Malam itu tidurku gak tenang. Baru saja kami merasakan guncangan gempa bumi yang hebat. Bukan hanya sekali, tapi berkali-kali. Barang-barang di rumah mulai berjatuhan satu per satu. Belum lagi daun jendela yang tiba-tiba terbuka dan mengayun ke sana ke mari.
Suasananya menjadi begitu mencekam dan menakutkan. Apalagi karena rumah yang kami tempati berbentuk rumah panggung, jadi guncangannya begitu terasa. Keluarga kami pun berhamburan satu per satu ke tengah-tengah halaman depan rumah. Begitu juga dengan para tetangga kami.
Begitulah sekelumit kisah yang pernah kualami ketika masih duduk di bangku sekolah dasar, tepatnya di Tapanuli Utara sekitar tahun 1987.
Pengalamanku tentu tidak sebanding dengan saudara-saudaraku yang harus berhadapan dengan gempa bumi di Lombok. Ada ratusan korban tewas dan luka-luka, puluhan ribu yang harus tidur di pengungsian, belum lagi yang kehilangan harta benda dan pekerjaan mereka.
Sesungguhnya, tidak seorang pun mengharapkan bencana alam yang demikian. Tapi sepertinya bangsa kita tidak dapat mengelak bencana alam seperti gempa bumi, tsunami, letusan gunung berapi, dan tanah longsor.
Dalam sebuah buku "Bencana Gempa dan Tsunami" yang diterbitkan oleh Kompas tahun 2005 menuliskan bahwa tingginya potensi terjadinya bencana alam seperti gempa bumi dan tsunami di wilayah Indonesia tidak dapat lepas dari proses geologi yang terletak di tiga lempeng bumi, yaitu Indo-Australia, Eurasia, dan Pasifik. Ketiga lempeng bumi ini terus bergerak rata-rata 3-4 cm per tahun, saling berdesakan dan bertubrukan.
Dengan demikian, bukan berarti kita harus menyesali keadaan negeri kita atau berhenti bersyukur karenanya. Apalagi negeri kita ini sesungguhnya memiliki kekayaan alam yang luar biasa, yang mampu memberikan kehidupan yang sejahtera bagi rakyatnya. Jadi kelimpahan alam ini jauh lebih besar dari bencana yang kita hadapi.

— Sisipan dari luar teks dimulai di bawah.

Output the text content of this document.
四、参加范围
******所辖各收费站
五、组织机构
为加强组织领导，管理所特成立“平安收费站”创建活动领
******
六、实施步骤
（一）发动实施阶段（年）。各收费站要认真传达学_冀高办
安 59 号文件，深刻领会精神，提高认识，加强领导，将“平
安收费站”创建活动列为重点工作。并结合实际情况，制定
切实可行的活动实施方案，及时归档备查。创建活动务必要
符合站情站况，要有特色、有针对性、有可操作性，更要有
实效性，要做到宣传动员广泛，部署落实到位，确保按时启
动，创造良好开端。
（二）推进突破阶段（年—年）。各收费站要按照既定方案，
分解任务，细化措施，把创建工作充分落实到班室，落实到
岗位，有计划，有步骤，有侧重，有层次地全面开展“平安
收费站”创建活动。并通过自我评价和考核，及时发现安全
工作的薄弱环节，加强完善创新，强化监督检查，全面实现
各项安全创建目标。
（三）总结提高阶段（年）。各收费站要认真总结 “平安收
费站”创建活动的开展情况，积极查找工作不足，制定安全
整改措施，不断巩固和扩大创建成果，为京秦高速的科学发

Bahwa yang terpenting adalah bagaimana cara mengurangi dan meredam timbulnya korban dan kerugian harta benda akibat proses geologi tersebut, untuk itulah perlu dilakukan upaya mitigasi seperti yang dikatakan dalam buku "Bencana Gempa dan Tsunami". Â
Sementara untuk upaya mitigasi yang dicatat dalam buku tersebut, ada terdapat enam hal penting yang harus disikapi. Pertama, menyiapkan data dan informasi daerah rawan gempa bumi dan tsunami. Kedua, pemerintah daerah harus menata kawasan rentan tinggi dengan menata ulang lokasi. Ketiga, melakukan sosialisasi tentang pemahaman bencana gempa bumi dan tsunami. Keempat, masyarakat perlu disadarkan bahwa mereka berada di daerah rentan bencana. Kelima, memahami aktivitas apa yang harus dihindari sesuai dengan sifat dan jenis bencana yang bersangkutan. Serta keenam, mengetahui cara menyelamatkan diri.
Senada halnya dengan yang menjadi tagline dari BNPB yakni Kenali Bahayanya, Kurangi Resikonya. Artinya dalam hal bencana alam, tentu kita tidak dapat menghentikan atau menunda bencana alam tersebut. Kita hanya bisa melakukan berbagai tindakan untuk meminimalkan resiko dengan mengenali tanda-tanda yang umumnya terjadi sebelum bencana alam.
Sebagai bagian dari masyarakat Indonesia yang berada di wilayah yang rawan bencana alam, sudah saatnya Budaya Sadar Bencana menjadi bagian dari diri kita masing-masing. Sudah saatnya budaya tersebut digaungkan sesering mungkin. Sehingga ketika bencana benar-benar terjadi, maka masyarakat yang ada di sekitarnya telah siap, Siap untuk Selamat. Kalaupun masyarakat harus kehilangan harta benda (jika tidak mungkin terselamatkan), setidaknya masyarakat tidak harus kehilangan nyawa dalam bencana alam tersebut.